La saison dernière (le rugby NCAA se joue de février à juin) est assez symbolique de ce qu’est une année pour les « Rugby Bears ». Privés pour la première fois en 9 ans de finale l’année précédente, ils avaient la pression pour rebondir d’une « piteuse » saison à 20 victoires pour deux défaites ! Ils commencent donc par gagner le derby contre Stanford 176 à 0 avant d’enchainer par un 104- 0 contre Arizona State ! Ils se vengent ensuite de Cal Poly qui avait eu l’audace de les battre en 2012 en les atomisant 112 à 7. La « World Cup » est gagnée de 10 points, ils doivent un peu cravacher en fin de saison régulière pour battre Utah et St Mary’s et arrivent en finale contre BYU invaincus. Menés 16-3 ils remontent à 24 partout avant d’être crucifiés (quoi qu’avec des Mormons le terme est peut être mal placé !) par un drop à la dernière seconde du match.
Depuis les années 80, l’équipe est menée de main de maitre par Jack Clark qui a accumulé une fiche en 30 saisons de 558 victoires, 70 défaites et 5 nuls qui ferait presque passer Guy Noves pour un médiocre coach ! Cet ancien O-Line de 57 ans n’a pourtant découvert le rugby que sur le tard. Californien du Sud, footballeur et basketteur au lycée, il débarque à Berkeley en 1976 avec une bourse pour jouer au foot. Après sa première saison de NCAA Football il enchaine avec une dizaine d’autres membres de l’équipe sur la saison de rugby (ce qui est impossible aujourd’hui dans un monde du foot NCAA où les joueurs sont pris 12 mois sur 12 par leur activité football), un sport qu’il n‘avait jamais pratiqué jusque-là, il est immédiatement séduit et enchainera les double-saisons pendant trois ans. En 1978 il fait un essai avec les Eagles de Philadelphie avant de devenir un autre Eagle, comme membre de l’équipe nationale de rugby. Il est alors le meilleur joueur du pays et à ce titre est le seul américain sélectionné dans l’équipe « Reste du Monde » qui affronte le Pays de Galles en 1980.

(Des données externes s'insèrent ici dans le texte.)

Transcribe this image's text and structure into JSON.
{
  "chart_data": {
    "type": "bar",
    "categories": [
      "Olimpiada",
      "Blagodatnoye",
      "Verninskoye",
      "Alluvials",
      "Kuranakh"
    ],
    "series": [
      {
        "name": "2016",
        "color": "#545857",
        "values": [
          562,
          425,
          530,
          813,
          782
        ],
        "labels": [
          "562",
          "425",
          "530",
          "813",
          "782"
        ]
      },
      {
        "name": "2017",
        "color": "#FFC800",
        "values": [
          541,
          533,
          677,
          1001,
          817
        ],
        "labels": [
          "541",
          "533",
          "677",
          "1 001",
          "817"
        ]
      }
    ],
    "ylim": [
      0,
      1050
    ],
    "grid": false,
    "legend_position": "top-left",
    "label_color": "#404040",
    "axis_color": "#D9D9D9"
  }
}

Il pense alors devenir pro (même si à l’époque le rugby est encore officiellement et bien hypocritement « amateur ») et partir jouer en Europe ou dans l’Hémisphère Sud. Mais sa carrière est brisée quand il prend 4 balles de 9 mm (deux dans la jambes, une dans le genou, une dans la main) dans une bagarre devant un restaurant de San Francisco. Il échappe de peu à une amputation. Il se tourne alors vers le coaching et prend en main les Bears en 84. Depuis il a gagné 22 titres et est devenu la référence absolue dans le coaching du rugby aux Etats Unis.